Some days later, the depressed Akash, with the force of his mother, talks with Vasanthi and Malavika on a traditional date for an arranged marriage. Then, it is revealed that Meera's ghost, who is always around him, became possessive and killed those girls. Later, when Akash accepts Jano's proposal, Meera kills her as well.

===Present===
The book's ending reveals that one of those four girls is Akash's bride, who is going to be killed by her. Then all feels tense, but Kaira suddenly reveals that it is a prank video and announces the party has ended.

The next morning, Kaira realized that her friends had been killed in an accident before coming to her house. She was actually with their ghosts throughout the night, which leaves her stunned. Some days later, Kaira gets a match through her parents. There, she recognized Akash as the groom, and tells his profession before he speak. Then the film ends with a surprised Akash, asks how do you know?

== Production ==

The production on the film developed under the title of October 31st Ladies Night in 2021. In 2023, it was acquired by Jio Studios and was retitled Boo.
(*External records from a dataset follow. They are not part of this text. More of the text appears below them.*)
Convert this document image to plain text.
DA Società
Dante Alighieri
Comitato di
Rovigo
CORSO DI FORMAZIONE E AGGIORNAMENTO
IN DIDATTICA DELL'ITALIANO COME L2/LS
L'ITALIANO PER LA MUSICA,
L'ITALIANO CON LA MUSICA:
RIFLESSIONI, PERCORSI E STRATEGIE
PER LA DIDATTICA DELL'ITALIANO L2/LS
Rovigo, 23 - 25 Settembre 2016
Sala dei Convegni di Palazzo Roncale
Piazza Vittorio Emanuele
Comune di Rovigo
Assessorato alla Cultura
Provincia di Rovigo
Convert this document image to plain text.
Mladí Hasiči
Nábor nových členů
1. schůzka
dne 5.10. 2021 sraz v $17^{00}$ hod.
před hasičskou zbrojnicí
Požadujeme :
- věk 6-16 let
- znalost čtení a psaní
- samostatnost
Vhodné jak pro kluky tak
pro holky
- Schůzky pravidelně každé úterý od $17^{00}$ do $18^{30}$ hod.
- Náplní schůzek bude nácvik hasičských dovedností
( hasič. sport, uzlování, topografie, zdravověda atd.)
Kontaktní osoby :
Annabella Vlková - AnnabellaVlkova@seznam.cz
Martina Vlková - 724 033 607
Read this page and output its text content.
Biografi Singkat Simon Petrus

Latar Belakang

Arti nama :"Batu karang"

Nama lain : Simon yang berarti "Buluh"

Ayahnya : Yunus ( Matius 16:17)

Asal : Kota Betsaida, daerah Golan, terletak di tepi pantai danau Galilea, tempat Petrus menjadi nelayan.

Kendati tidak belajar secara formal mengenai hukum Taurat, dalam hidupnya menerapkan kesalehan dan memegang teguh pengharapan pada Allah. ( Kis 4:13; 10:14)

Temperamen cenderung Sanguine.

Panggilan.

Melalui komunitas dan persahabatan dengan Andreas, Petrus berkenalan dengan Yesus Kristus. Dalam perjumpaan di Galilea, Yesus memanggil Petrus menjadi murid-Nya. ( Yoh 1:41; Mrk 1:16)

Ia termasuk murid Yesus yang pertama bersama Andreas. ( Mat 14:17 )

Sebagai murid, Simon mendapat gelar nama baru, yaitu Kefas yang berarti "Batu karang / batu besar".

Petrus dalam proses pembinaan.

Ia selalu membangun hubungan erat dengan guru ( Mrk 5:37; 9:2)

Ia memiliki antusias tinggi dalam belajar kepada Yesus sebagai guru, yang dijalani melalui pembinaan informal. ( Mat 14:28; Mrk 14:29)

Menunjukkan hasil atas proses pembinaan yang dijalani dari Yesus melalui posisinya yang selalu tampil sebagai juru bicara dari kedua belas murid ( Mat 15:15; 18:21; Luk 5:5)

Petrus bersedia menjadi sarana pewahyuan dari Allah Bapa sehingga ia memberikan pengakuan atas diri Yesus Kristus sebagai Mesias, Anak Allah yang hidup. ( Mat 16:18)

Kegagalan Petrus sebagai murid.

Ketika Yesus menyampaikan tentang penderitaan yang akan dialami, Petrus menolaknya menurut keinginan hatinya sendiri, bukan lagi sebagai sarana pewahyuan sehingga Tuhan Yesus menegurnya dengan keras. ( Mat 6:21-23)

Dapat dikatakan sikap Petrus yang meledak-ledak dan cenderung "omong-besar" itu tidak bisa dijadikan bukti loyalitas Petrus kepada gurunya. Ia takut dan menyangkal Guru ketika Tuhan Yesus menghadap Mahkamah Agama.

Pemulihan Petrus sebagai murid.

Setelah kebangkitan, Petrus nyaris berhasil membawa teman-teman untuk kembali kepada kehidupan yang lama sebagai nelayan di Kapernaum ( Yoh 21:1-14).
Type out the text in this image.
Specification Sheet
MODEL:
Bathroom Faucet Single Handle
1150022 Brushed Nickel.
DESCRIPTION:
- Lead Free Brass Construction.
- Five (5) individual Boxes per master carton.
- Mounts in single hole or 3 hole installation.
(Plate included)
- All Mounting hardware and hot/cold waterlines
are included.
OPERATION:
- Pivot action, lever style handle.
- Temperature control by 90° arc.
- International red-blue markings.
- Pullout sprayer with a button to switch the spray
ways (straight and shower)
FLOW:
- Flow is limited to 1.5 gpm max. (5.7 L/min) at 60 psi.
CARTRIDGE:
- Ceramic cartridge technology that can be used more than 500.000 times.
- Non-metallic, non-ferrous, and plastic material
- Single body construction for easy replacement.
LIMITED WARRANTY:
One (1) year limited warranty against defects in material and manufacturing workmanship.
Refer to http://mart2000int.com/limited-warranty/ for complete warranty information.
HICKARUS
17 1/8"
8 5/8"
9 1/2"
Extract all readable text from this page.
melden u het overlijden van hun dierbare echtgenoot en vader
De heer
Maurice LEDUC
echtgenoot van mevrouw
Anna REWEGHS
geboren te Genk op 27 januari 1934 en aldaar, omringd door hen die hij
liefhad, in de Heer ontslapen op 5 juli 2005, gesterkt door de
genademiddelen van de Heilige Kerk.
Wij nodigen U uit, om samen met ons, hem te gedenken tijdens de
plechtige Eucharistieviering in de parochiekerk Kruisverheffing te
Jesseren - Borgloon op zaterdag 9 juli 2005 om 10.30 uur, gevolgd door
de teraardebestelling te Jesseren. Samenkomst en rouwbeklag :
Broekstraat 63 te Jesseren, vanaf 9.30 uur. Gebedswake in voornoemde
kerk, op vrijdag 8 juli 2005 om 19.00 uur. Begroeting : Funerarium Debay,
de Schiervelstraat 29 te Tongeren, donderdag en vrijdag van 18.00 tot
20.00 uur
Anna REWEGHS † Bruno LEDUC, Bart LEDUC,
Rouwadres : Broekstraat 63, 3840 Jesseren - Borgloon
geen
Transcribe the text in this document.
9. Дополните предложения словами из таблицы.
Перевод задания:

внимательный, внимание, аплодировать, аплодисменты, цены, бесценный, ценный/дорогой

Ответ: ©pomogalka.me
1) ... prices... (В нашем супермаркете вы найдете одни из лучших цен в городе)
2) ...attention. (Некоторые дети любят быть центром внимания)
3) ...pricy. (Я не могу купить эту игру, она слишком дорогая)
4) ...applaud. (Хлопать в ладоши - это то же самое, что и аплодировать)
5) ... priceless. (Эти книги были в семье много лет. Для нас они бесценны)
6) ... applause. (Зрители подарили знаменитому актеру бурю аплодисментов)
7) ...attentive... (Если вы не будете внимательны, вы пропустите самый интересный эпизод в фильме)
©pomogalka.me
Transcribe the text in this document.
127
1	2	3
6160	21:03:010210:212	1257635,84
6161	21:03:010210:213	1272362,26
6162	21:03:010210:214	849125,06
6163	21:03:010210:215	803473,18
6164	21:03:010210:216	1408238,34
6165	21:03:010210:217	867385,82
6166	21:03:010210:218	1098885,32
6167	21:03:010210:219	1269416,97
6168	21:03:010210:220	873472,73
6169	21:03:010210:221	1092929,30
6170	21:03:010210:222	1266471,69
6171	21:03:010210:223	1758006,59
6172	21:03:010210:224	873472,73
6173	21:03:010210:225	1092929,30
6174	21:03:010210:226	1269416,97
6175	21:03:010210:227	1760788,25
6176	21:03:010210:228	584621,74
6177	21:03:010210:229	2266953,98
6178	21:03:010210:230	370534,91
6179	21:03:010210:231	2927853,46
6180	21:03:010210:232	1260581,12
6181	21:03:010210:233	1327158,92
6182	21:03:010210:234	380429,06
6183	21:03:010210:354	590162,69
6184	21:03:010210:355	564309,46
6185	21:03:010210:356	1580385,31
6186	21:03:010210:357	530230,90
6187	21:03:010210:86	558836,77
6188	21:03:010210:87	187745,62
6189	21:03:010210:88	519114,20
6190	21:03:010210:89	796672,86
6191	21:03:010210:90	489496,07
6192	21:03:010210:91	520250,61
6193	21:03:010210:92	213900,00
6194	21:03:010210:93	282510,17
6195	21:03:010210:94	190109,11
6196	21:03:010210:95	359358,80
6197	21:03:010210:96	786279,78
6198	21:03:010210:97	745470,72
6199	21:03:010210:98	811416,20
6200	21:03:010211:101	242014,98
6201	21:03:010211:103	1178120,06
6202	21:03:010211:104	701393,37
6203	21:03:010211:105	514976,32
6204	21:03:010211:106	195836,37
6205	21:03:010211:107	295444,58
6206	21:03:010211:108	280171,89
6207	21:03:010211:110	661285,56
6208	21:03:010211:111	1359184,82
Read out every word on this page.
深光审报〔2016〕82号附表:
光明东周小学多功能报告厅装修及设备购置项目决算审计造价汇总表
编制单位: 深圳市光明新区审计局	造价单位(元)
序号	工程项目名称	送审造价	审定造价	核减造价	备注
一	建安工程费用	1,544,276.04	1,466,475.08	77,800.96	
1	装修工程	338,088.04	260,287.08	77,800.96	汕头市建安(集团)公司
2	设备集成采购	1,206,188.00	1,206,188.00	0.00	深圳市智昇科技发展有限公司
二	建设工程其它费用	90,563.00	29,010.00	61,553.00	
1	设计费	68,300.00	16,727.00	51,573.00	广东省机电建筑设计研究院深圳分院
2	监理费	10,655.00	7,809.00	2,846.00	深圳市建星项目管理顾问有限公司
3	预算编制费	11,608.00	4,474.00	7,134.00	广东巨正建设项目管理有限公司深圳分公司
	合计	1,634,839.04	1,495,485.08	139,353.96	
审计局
The tagline of the film is "The next time you get a hiccup, don't look for water, look around, it could be a ghost." The film was produced by Jyoti Deshpande, Ramanjaneyulu Javvaji, and M. Raja Shekhar Reddy under the banners of Sarvanth Ram Creations and Shri Shirdi Sai Movies, while it was co-produced by Anil Jain and Rakesh Jain. The cinematography was done by Sandeep K. Vijay, and Anthony handled the editing. It has action sequences choreographed by Stunt Silva. The film was shot during the second wave of COVID-19.

== Music ==

The film's music was composed by G. V. Prakash Kumar, while the background score was by Madhu R. This film is the eleventh collaboration between the music composer G. V. Prakash Kumar and the filmmaker A. L. Vijay.

Tamil
| No. | Title | Lyrics | Singer(s) | Length |
|---|---|---|---|---|
| 1. | "Halloween" | Madhan Karky | Shireen Shahana | 3:20 |
| Total length: |  |  |  | 3:20 |

Telugu
| No. | Title | Lyrics | Singer(s) | Length |
|---|---|---|---|---|
| 1. | "Halloween" | Ramajogayya Sastry | Harika Narayan | 3:20 |
| Total length: |  |  |  | 3:20 |

== Release ==
The film was released on JioCinema on 27 May 2023, with free streaming and a dubbed version in Hindi.

== Reception ==
Navein Darshan of Cinema Express gave it 1 out of 5 stars and wrote, "Though the film has a couple of capable performers, the film refuses to rise above mediocrity thanks to its lackadaisical writing and amateur execution."

Paul Nicodemus of The Times of India gave it 2 out of 5 stars and wrote, "If you're looking for a good scare, it is not the film for you. But if you're in the mood for a spooky movie to watch with friends, go for it."